Alim Kheraj of Planet Notion commented; "Lockjaw is a pure success. It manages to showcase what talents these two artists are. The obvious difficulty comes when trying to find the medium between the two. Fortunately, Lockjaw manages this. It's exciting to see something that could (and should) blossom and develop into a full album."

Alex Young of Consequence of Sound stated: "They have found a muse in each other, and as long as they stick to intertwining their sounds rather than trying to do something completely unfamiliar, there is seemingly plenty to be reaped from it." Young added, "The suggestion of a full album from this partnership would certainly be a welcome one."

Professional ratings
Review scores
| Source | Rating |
| Consequence of Sound | C+ |
| Pitchfork | 7/10 |

==Singles==
"Drop the Game" was promoted as the first official single from the EP. A video was released on 18 November 2013.

==Track listing==

CD and digital download
| No. | Title | Length |
|---|---|---|
| 1. | "Drop the Game" | 3:41 |
| 2. | "What About Us" | 5:07 |
| 3. | "This Song Is Not About a Girl" | 4:14 |
| Total length: |  | 13:02 |

==Commercial performance==
In Australia, sales of the EP counted towards the single "Drop the Game", which peaked at No. 18 and was certified platinum. The two other tracks, when purchased independently of the EP, charted at Nos. 52 and 53 respectively in December 2013.

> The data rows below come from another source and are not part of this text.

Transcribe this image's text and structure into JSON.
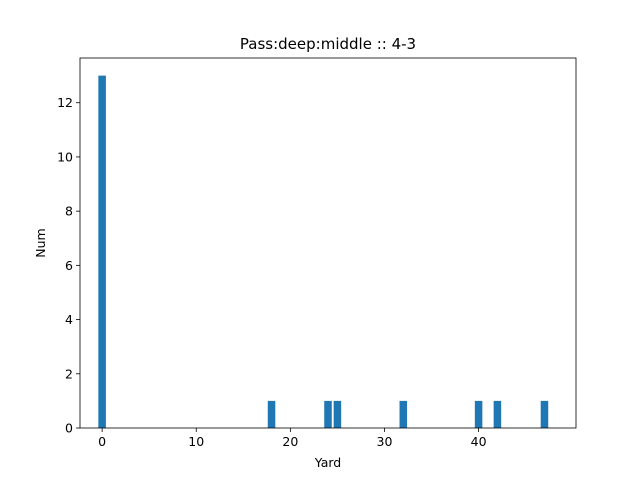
{
  "chart_data": {
    "type": "bar",
    "title": "Pass:deep:middle :: 4-3",
    "xlabel": "Yard",
    "ylabel": "Num",
    "x": [
      0,
      18,
      24,
      25,
      32,
      40,
      42,
      47
    ],
    "values": [
      13,
      1,
      1,
      1,
      1,
      1,
      1,
      1
    ],
    "bar_width": 0.8,
    "xlim": [
      -2.35,
      50.35
    ],
    "ylim": [
      0,
      13.65
    ],
    "xticks": [
      0,
      10,
      20,
      30,
      40
    ],
    "yticks": [
      0,
      2,
      4,
      6,
      8,
      10,
      12
    ],
    "grid": false,
    "colors": {
      "bar": "#1f77b4",
      "axis": "#000000",
      "background": "#ffffff"
    }
  }
}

List of songs, with selected chart positions
| Title | Peak chart positions |  |
| AUS | AUS Dance |
| "This Song Is Not About a Girl" (Flume and Chet Faker) | 52 | 12 |
| "What About Us" (Flume and Chet Faker) | 53 | 13 |

==Certifications==

| Region | Certification | Certified units/sales |
| Australia (ARIA) | 2× Platinum | 140,000^{‡} |
^{‡} Sales+streaming figures based on certification alone.